È pensabile ritoccare oggi le baby-pensioni elargite decenni fa?Tutti inorridiamo di fronte a un parassitismo che non ci saremmo dovuti permettere, ma ormai è poco realistico andare a caccia dei fantasmi del passato, non è mai bello ritornare sui patti, seppure sbagliati. E poi attenti: quelle pensioni oggi sono anche un aiuto per figli e nipoti.
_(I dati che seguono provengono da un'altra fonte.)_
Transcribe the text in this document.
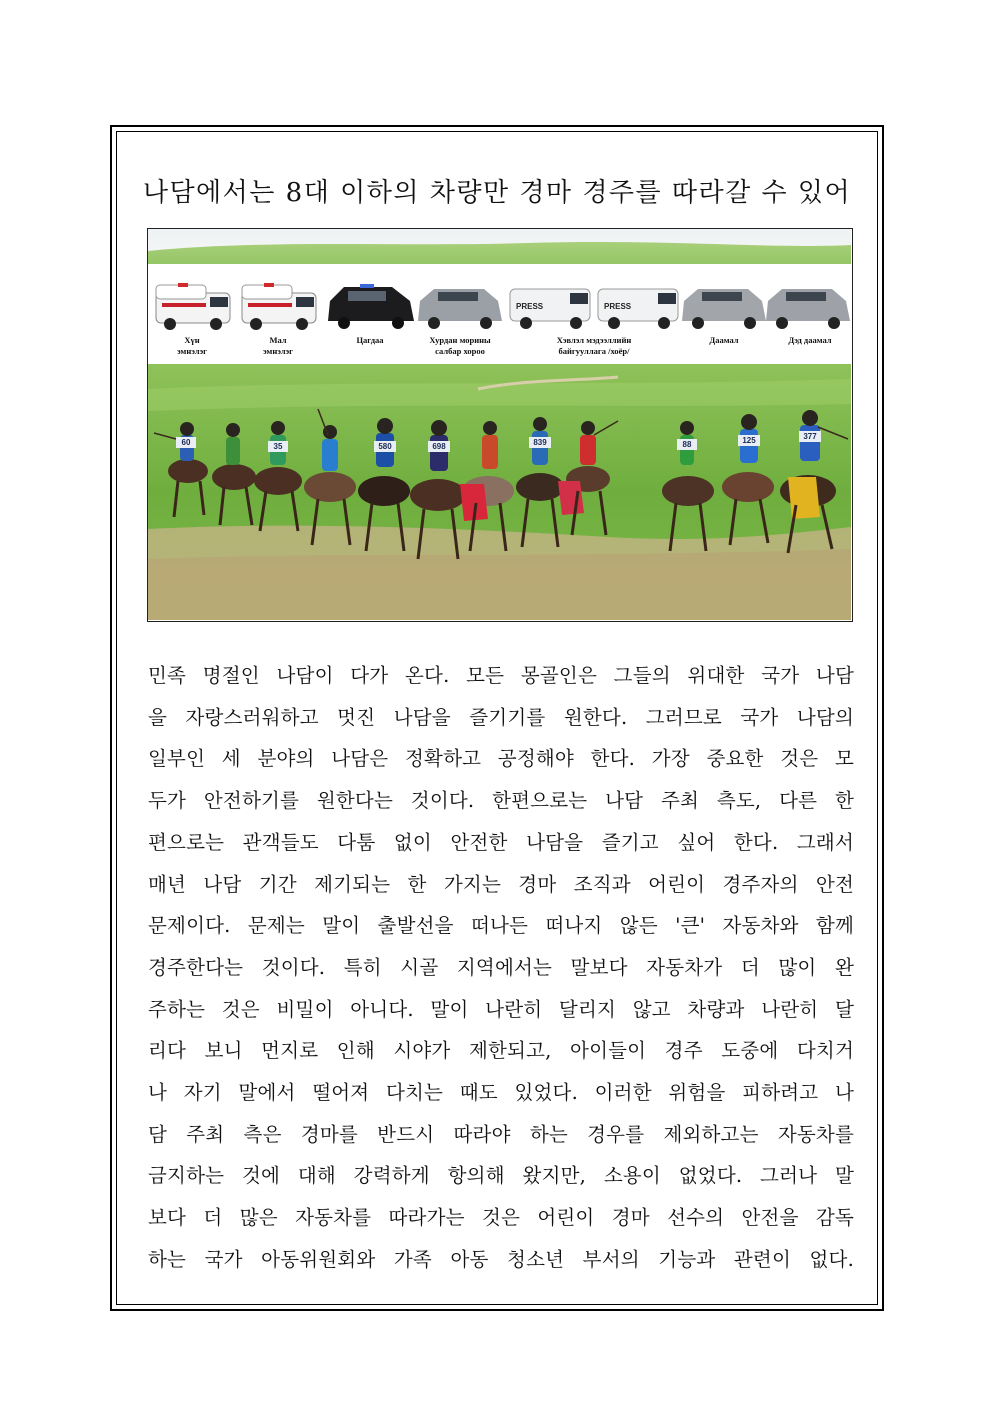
나담에서는 8대 이하의 차량만 경마 경주를 따라갈 수 있어
PRESS	PRESS
Хүн
эмнэлэг
Мал
эмнэлэг
Цагдаа	Хурдан морины
салбар хороо
Хэвлэл мэдээллийн
байгууллага /хоёр/
Даамал	Дэд даамал
60	35	580	698	839	88	125	377

민족 명절인 나담이 다가 온다. 모든 몽골인은 그들의 위대한 국가 나담
을 자랑스러워하고 멋진 나담을 즐기기를 원한다. 그러므로 국가 나담의
일부인 세 분야의 나담은 정확하고 공정해야 한다. 가장 중요한 것은 모
두가 안전하기를 원한다는 것이다. 한편으로는 나담 주최 측도, 다른 한
편으로는 관객들도 다툼 없이 안전한 나담을 즐기고 싶어 한다. 그래서
매년 나담 기간 제기되는 한 가지는 경마 조직과 어린이 경주자의 안전
문제이다. 문제는 말이 출발선을 떠나든 떠나지 않든 '큰' 자동차와 함께
경주한다는 것이다. 특히 시골 지역에서는 말보다 자동차가 더 많이 완
주하는 것은 비밀이 아니다. 말이 나란히 달리지 않고 차량과 나란히 달
리다 보니 먼지로 인해 시야가 제한되고, 아이들이 경주 도중에 다치거
나 자기 말에서 떨어져 다치는 때도 있었다. 이러한 위험을 피하려고 나
담 주최 측은 경마를 반드시 따라야 하는 경우를 제외하고는 자동차를
금지하는 것에 대해 강력하게 항의해 왔지만, 소용이 없었다. 그러나 말
보다 더 많은 자동차를 따라가는 것은 어린이 경마 선수의 안전을 감독
하는 국가 아동위원회와 가족 아동 청소년 부서의 기능과 관련이 없다.
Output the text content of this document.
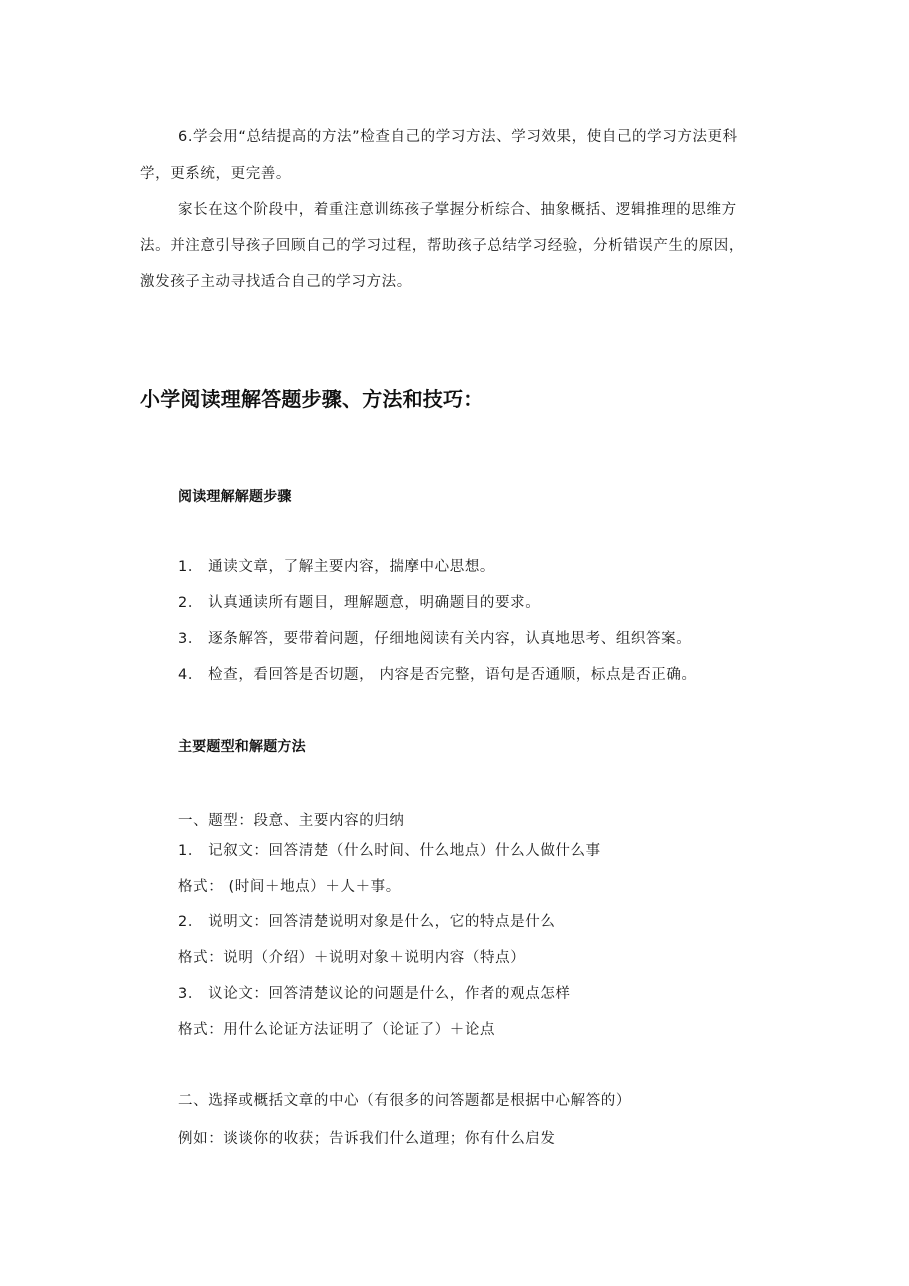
6.学会用“总结提高的方法”检查自己的学习方法、学习效果，使自己的学习方法更科
学，更系统，更完善。
家长在这个阶段中，着重注意训练孩子掌握分析综合、抽象概括、逻辑推理的思维方
法。并注意引导孩子回顾自己的学习过程，帮助孩子总结学习经验，分析错误产生的原因，
激发孩子主动寻找适合自己的学习方法。
小学阅读理解答题步骤、方法和技巧：
阅读理解解题步骤
1． 通读文章，了解主要内容，揣摩中心思想。
2． 认真通读所有题目，理解题意，明确题目的要求。
3． 逐条解答，要带着问题，仔细地阅读有关内容，认真地思考、组织答案。
4． 检查，看回答是否切题， 内容是否完整，语句是否通顺，标点是否正确。
主要题型和解题方法
一、题型：段意、主要内容的归纳
1． 记叙文：回答清楚（什么时间、什么地点）什么人做什么事
格式： (时间＋地点）＋人＋事。
2． 说明文：回答清楚说明对象是什么，它的特点是什么
格式：说明（介绍）＋说明对象＋说明内容（特点）
3． 议论文：回答清楚议论的问题是什么，作者的观点怎样
格式：用什么论证方法证明了（论证了）＋论点
二、选择或概括文章的中心（有很多的问答题都是根据中心解答的）
例如：谈谈你的收获；告诉我们什么道理；你有什么启发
Nel 2008 in Italia oltre il 60% delle prestazioni sociali è andato in spese pensionistiche. Troppo, ma se la vita si allunga e possiamo invecchiare più che in passato è anche una buona notizia. Come se ne esce?Appunto: non è giusto nemmeno essere egoisti verso gli anziani (e da questo 60% dovremmo espungere abusi e false invalidità). In Italia gli anziani non sono una popolazione che siede inerte sulle panchine del parco, ma il motore economico (alimentano una gran parte del nostro mercato, i servizi, la sanità...) e sociale (più di tutti fanno aggregazione, volontariato, tessuto sociale). Fino a una media di 76 anni invecchiano in salute, aiutano i figli ma anche i vicini di casa, danno assistenza ai malati. E a 65 anni hanno ancora la prospettiva di almeno un decennio di vita. Tutto questo è ovvio che è sostenuto dalle pensioni.
Ma la coperta resta corta. E giovani e anziani tirano la stessa.Sì ai sacrifici, purché non significhi dare più soldi a un sistema istituzionale che poi non li ha mai fatti rigirare in maniera positiva. Sarebbe credibile un patto preciso, del tipo noi lavoriamo più a lungo ma lo Stato dà case a basso costo alle nuove famiglie. Ma lavorare di più, risparmiare sulle pensioni e mettere tutto in un calderone bucato come la spesa pubblica non ha nulla di virtuoso.